#ClassicPoetry #NationalPoetryFoolMonth
#poetry

Yesterday I posted about a poem in which I consider whether poetry requires a human voice, humanity, or a voice, and conclude no. My next poem is about another radical consideration: does a poem really require a beginning or an end? (Like the law of headlines: also no.)

This untitled poem was written as a moebius strip. Every time I read I start at a different place. It does not formally end: sometimes I read more of it sometimes less.

1/n

The poem itself follows in the next post:

When I was reading the poem once
(or speaking it from memory, no
one is really sure which comes first)
I paused

And started up again later
But how much later?
There is no set time for
a break in a poem

We read them as if they are
trains bumping over railroad ties
But
that is a convention

Once I paused

and people thought it was done
the poem was over
and it wasn't
Will I have to die for them to be sure it's done?
But I've already died,

any time I start
speaking, I could have stopped in mid-poem
years ago, and be about to continue

Or anyone else
could be about to continue a poem
this one or some other
Is there really another?
This wouldn't be
without words read in the past
back through what I've heard, read
what everyone near me did
back to other languages and dim time

It won't be
without people to wonder why
a pause brings a poem, not conversation
People in the future

It includes all that by reference
The poem is the world, by reference
It only has pauses

I'm pretty happy with it
This is the first draft
I'm not sure if there could be another draft
once I started
It

doesn't terminate
except through the usual processes
of death or sleep or boredom
What does it mean
it doesn't end?

When I was reading the poem once
(or speaking it from memory, no
one is really sure which comes first)
I paused

The poem continues here:

https://mastodon.social/@richpuchalsky/116352725301756653

but that is it in this thread for the text of the poem

This poem presents special difficulties. It was written in 2013. Since then, it has been in some sense ongoing, although not mechanically ongoing. So... should I edit it? This is the first draft. When I think of the poem, I think of

"Will I have to die for them to be sure it's done?
But I've already died,"

and I think of it as "But I'm already dead," which is usually a sign that I should edit. But do I really want two versions of a never-ending poem?

This problem is because in some sense (although I do not believe in magic literally) the poem is a spell. I was sure to include "I'm pretty happy with it" because I am and because if I want to do Nietzsche's eternal return with a poem then happiness is the emotion I want to dwell on.

Maybe @impermanen_ might have something helpful to say about that aspect: this seems somewhat like a meditative practice.

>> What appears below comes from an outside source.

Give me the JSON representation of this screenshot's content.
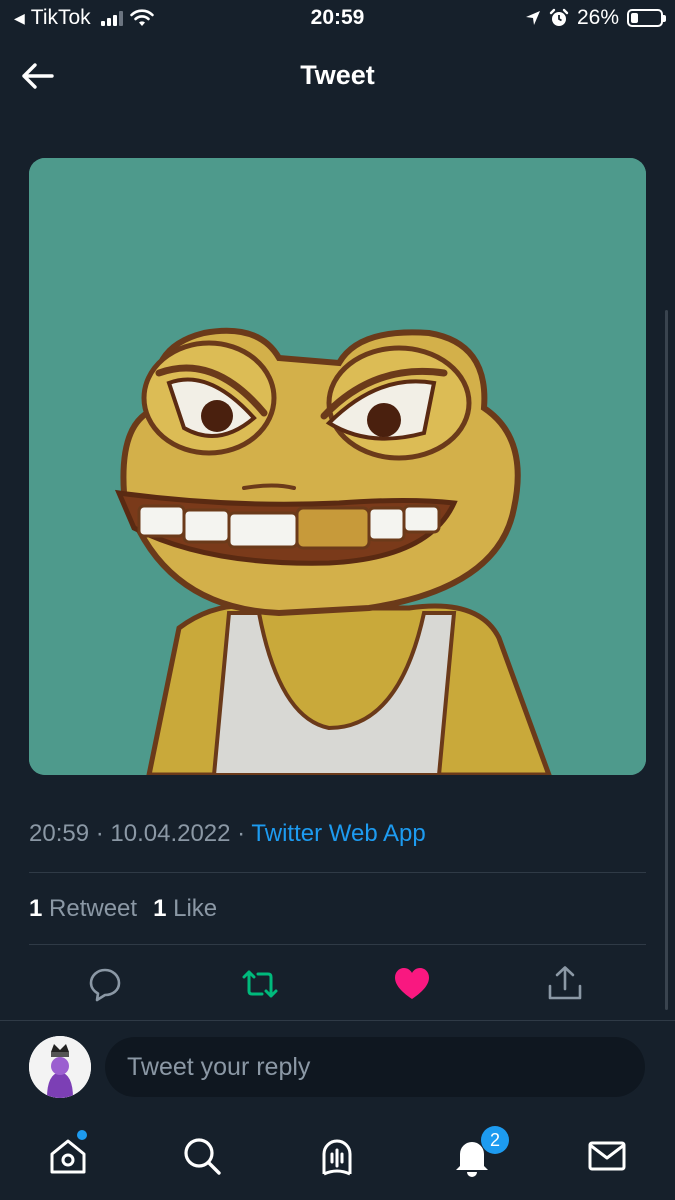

In any case, the poem also presents publishing difficulties. When it was published I specified no title, not even "Untitled", and no page numbers, because that would imply priority of one page of the poem over another in a this-comes-first way.

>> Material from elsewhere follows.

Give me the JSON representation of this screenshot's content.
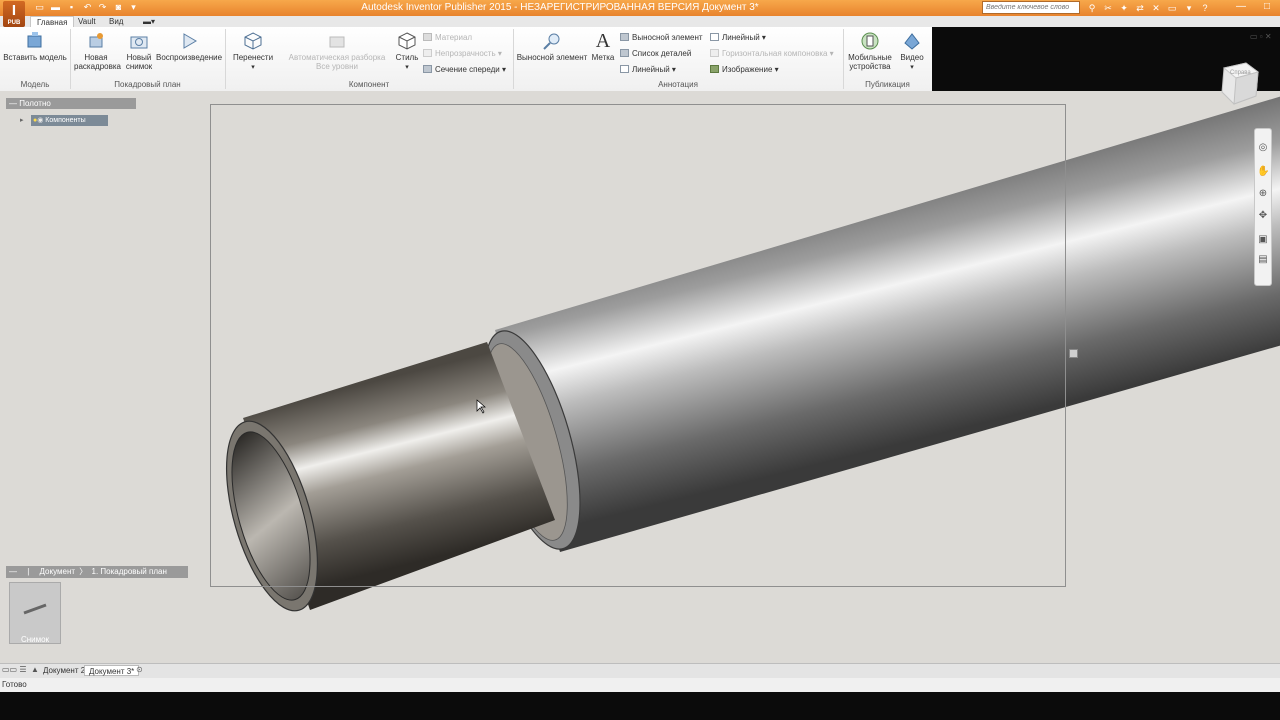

Putting in on the web is also difficult. Ideally it would be an everscroll kind of thing where as you go to the bottom you seamlessly continue. But I have no idea how to do this without some kind of "push" page which I find annoying. I don't want it to scroll without a human wanting to keep looking at it.

As a result I've never put it up in any kind of semi-permanent way.

Artists are very picky about this kind of thing. It matters (to us).

/fin

@richpuchalsky

Nice! It reminds me of Queneau's Cent mille milliards de poèmes, which has a good web implementation (link below).

One way you could put it on a static website would be to have a page for each line X containing the whole poem but starting with line X. A little JavaScript on the landing page will allow a random starting page. If they're all formatted the same then clicking to the next one would feel like scrolling.

https://bevrowe.info/Internet/Queneau/Queneau.html

@AdrianRiskin

Thanks! I've bookmarked this and will study it later.

I've considered oulipo but I've never quite done it.

@richpuchalsky great! Let me know if I can help. The different HTML pages could easily be generated with a script so you don't have to do them all manually. I mean the static files could be generated rather than on the fly.